La prospettiva dello spazio

Una vibrazione unica, dal più piccolo degli esseri viventi al più grande dei corpi celesti. Tutti siamo uno, ci differenziamo solo per il modo in cui gli atomi che ci compongono si aggregano, e la conoscenza dello spazio, emblema del mistero e del futuro, rafforza la speranza che il progresso sia tanto scientifico quanto filosofico-spirituale. Così Franco Battiato nella sua canzone “No time, no space”.
Oggi lo spazio cosmico non è più percepito come qualcosa di lontano, ma come qualcosa che riguarda la nostra vita e anche il futuro. Sia per l’utilità, come i satelliti che sono infrastrutture divenute necessarie quasi al pari dell’elettricità, sia perché andare nello spazio per fare le cose che pensiamo di fare come specie, esplorando, è qualcosa di molto più vicino e tangibile. Oggi i bambini crescono in un mondo in cui lo spazio è parte della vita.
C’è poi lo spazio rappresentato, tramite le carte o mappe che ci hanno fatto scoprire nuovi mondi. La storia della cartografia, o delle rappresentazioni, è anche la storia del mondo. Al suo interno si ritrovano i percorsi dell’evoluzione delle conoscenze e delle scoperte geografiche fino al completamento del disegno del pianeta e, nelle modalità e qualità del segno, le tracce dell’acquisizione delle nuove conoscenze tecnologiche che via via, soprattutto a partire dall’età moderna, andavano trasformando e facevano progredire le civiltà, ognuna delle quali con un proprio modo di vedere e di rappresentare.

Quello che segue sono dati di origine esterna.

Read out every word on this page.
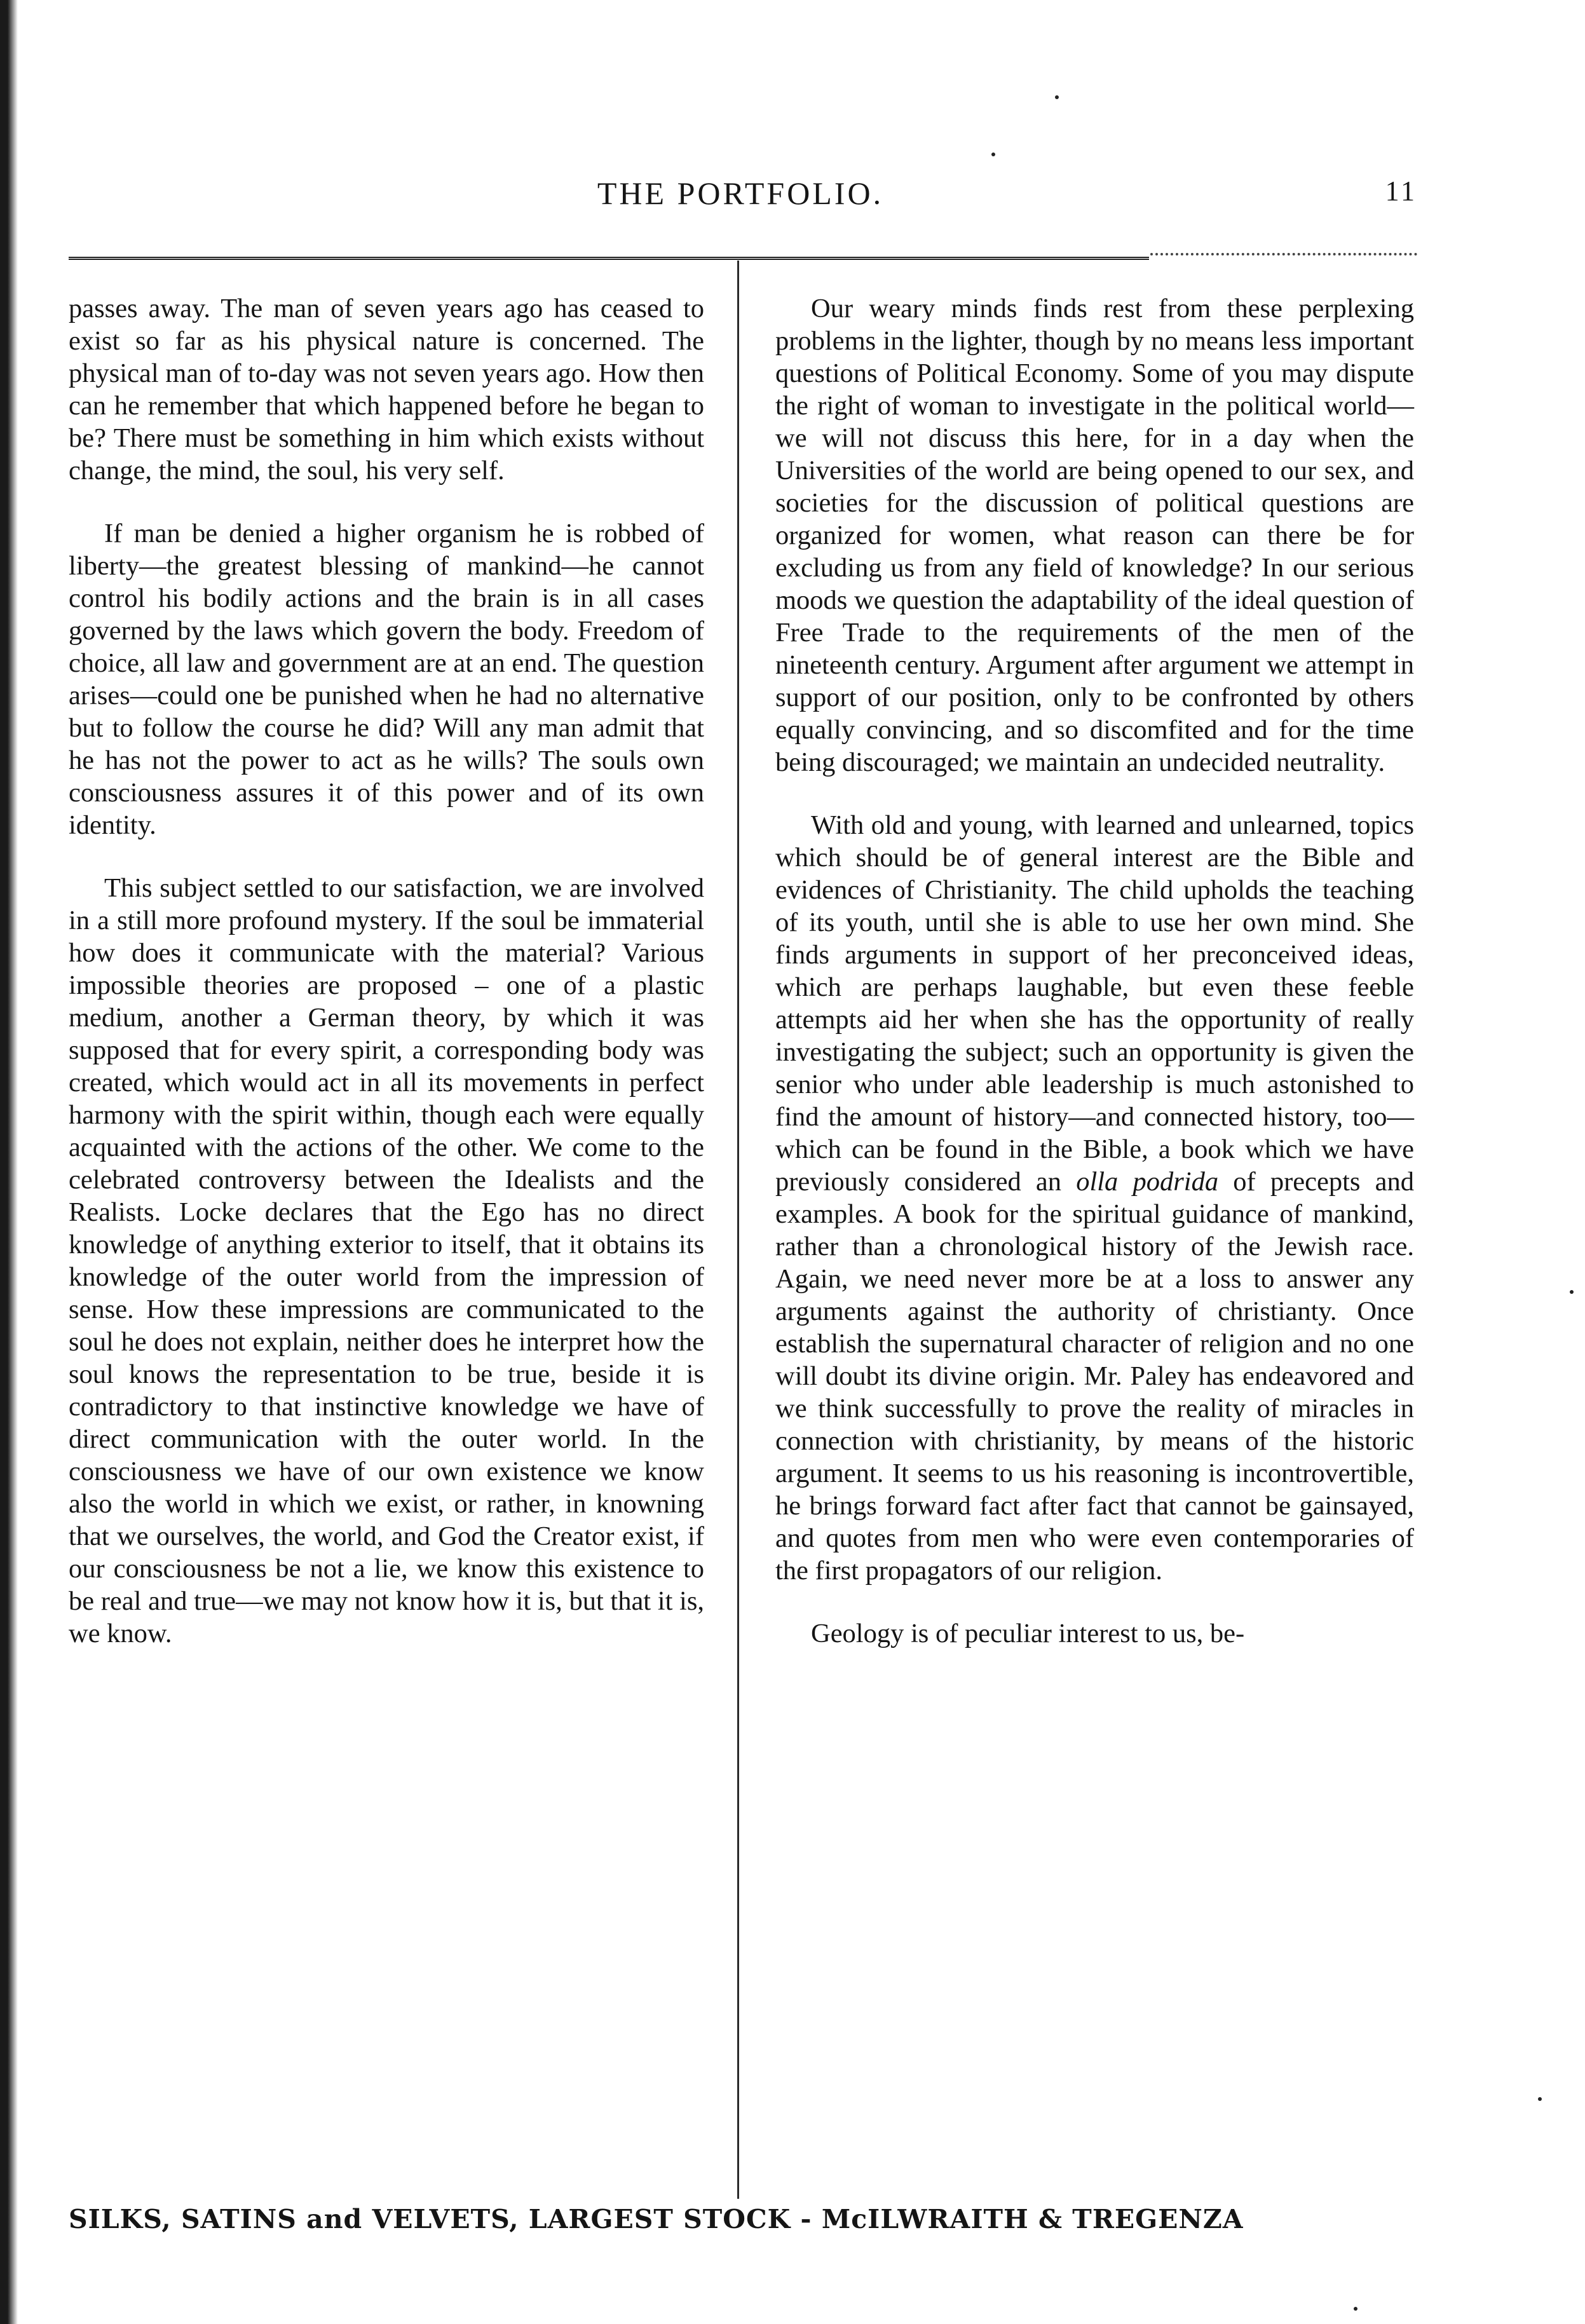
THE PORTFOLIO.	11

passes away. The man of seven years ago has ceased to exist so far as his physical nature is concerned. The physical man of to-day was not seven years ago. How then can he remember that which happened before he began to be? There must be something in him which exists without change, the mind, the soul, his very self.

If man be denied a higher organism he is robbed of liberty—the greatest blessing of mankind—he cannot control his bodily actions and the brain is in all cases governed by the laws which govern the body. Freedom of choice, all law and government are at an end. The question arises—could one be punished when he had no alternative but to follow the course he did? Will any man admit that he has not the power to act as he wills? The souls own consciousness assures it of this power and of its own identity.

This subject settled to our satisfaction, we are involved in a still more profound mystery. If the soul be immaterial how does it communicate with the material? Various impossible theories are proposed – one of a plastic medium, another a German theory, by which it was supposed that for every spirit, a corresponding body was created, which would act in all its movements in perfect harmony with the spirit within, though each were equally acquainted with the actions of the other. We come to the celebrated controversy between the Idealists and the Realists. Locke declares that the Ego has no direct knowledge of anything exterior to itself, that it obtains its knowledge of the outer world from the impression of sense. How these impressions are communicated to the soul he does not explain, neither does he interpret how the soul knows the representation to be true, beside it is contradictory to that instinctive knowledge we have of direct communication with the outer world. In the consciousness we have of our own existence we know also the world in which we exist, or rather, in knowning that we ourselves, the world, and God the Creator exist, if our consciousness be not a lie, we know this existence to be real and true—we may not know how it is, but that it is, we know.

Our weary minds finds rest from these perplexing problems in the lighter, though by no means less important questions of Political Economy. Some of you may dispute the right of woman to investigate in the political world—we will not discuss this here, for in a day when the Universities of the world are being opened to our sex, and societies for the discussion of political questions are organized for women, what reason can there be for excluding us from any field of knowledge? In our serious moods we question the adaptability of the ideal question of Free Trade to the requirements of the men of the nineteenth century. Argument after argument we attempt in support of our position, only to be confronted by others equally convincing, and so discomfited and for the time being discouraged; we maintain an undecided neutrality.

With old and young, with learned and unlearned, topics which should be of general interest are the Bible and evidences of Christianity. The child upholds the teaching of its youth, until she is able to use her own mind. She finds arguments in support of her preconceived ideas, which are perhaps laughable, but even these feeble attempts aid her when she has the opportunity of really investigating the subject; such an opportunity is given the senior who under able leadership is much astonished to find the amount of history—and connected history, too—which can be found in the Bible, a book which we have previously considered an olla podrida of precepts and examples. A book for the spiritual guidance of mankind, rather than a chronological history of the Jewish race. Again, we need never more be at a loss to answer any arguments against the authority of christianty. Once establish the supernatural character of religion and no one will doubt its divine origin. Mr. Paley has endeavored and we think successfully to prove the reality of miracles in connection with christianity, by means of the historic argument. It seems to us his reasoning is incontrovertible, he brings forward fact after fact that cannot be gainsayed, and quotes from men who were even contemporaries of the first propagators of our religion.

Geology is of peculiar interest to us, be-

SILKS, SATINS and VELVETS, LARGEST STOCK - McILWRAITH & TREGENZA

Una lettura diacronica che racconta il mondo, la sua scoperta e la sua evoluzione, da cui è facile discernere la storia dell’uomo e della progressiva civilizzazione, a iniziare dai segni primordiali rinvenuti sulle pareti delle grotte, dagli intrecci degli antichi pescatori delle isole della Polinesia, o dalle prime visioni dello spazio urbano organizzato delle tavolette babilonesi e così via, fino alle carte tecniche odierne o ai geodatabase che consentono misurazioni e letture di grande dettaglio.
Le rappresentazioni oggi costituiscono ormai un fenomeno diffuso a livello mondiale, grazie al quale è possibile cogliere proprio la globalizzazione prendendo nel contempo visione di quanto il pianeta sia in preda a eventi di ampia portata, distribuiti su una vasta scala territoriale. Il pianeta visto dallo spazio ci consente di valutare le trasformazioni di parti del globo su immagini riprese in stagioni e annate diverse. Il successo di Google Earth e l’utilizzo costante che per svariati motivi se ne fa ovunque, da apparati mobili o fissi, dimostra che è l’immagine del mondo, più del suo racconto, a essere utilizzata e apprezzata consentendo, nel contempo, altre interessanti applicazioni, come ad esempio la consultazione di carte storiche sovrapponibili alle immagini moderne.
Poi c’è lo spazio vicino, quello ambientale, urbano, sociale, che tocchiamo e trasformiamo con la nostra presenza. Come leggerlo? Interpretare lo spazio che ci circonda, lo spazio vicino con cui interagiamo ogni giorno, è un esercizio fondamentale per non dare per scontato quel che semplicemente sembra esistere. Pensare alla città come a un riflesso della società che vi abita, all’architettura come a un’espressione dei rapporti di potere che influenza non solo dove siamo, ma anche chi siamo.
Henry Lefebvre nel suo libro “La produzione dello spazio” del 1974 teorizzava una concezione dello spazio come prodotto sociale. Un lavoro che ha influenzato fortemente gli studi urbani successivi, proponendo una visione degli spazi vissuti come creazioni guidate dall’ideologia dominante.
Spazio e ambiente, a loro volta, s'incontrano e si intrecciano con un altro ambito, cioè con il territorio (rete di luoghi e relazioni quotidiane, fortemente coinvolto, d'altro canto, dal degrado ambientale, nonché travolto dal mutato senso dello spazio che si accompagna ai processi di globalizzazione).
In un periodo in cui il discorso politico riguarda confini, ecologia, libertà di movimento, migrazioni, inclusione, riflettere sul significato dello spazio che abitiamo è di grande importanza.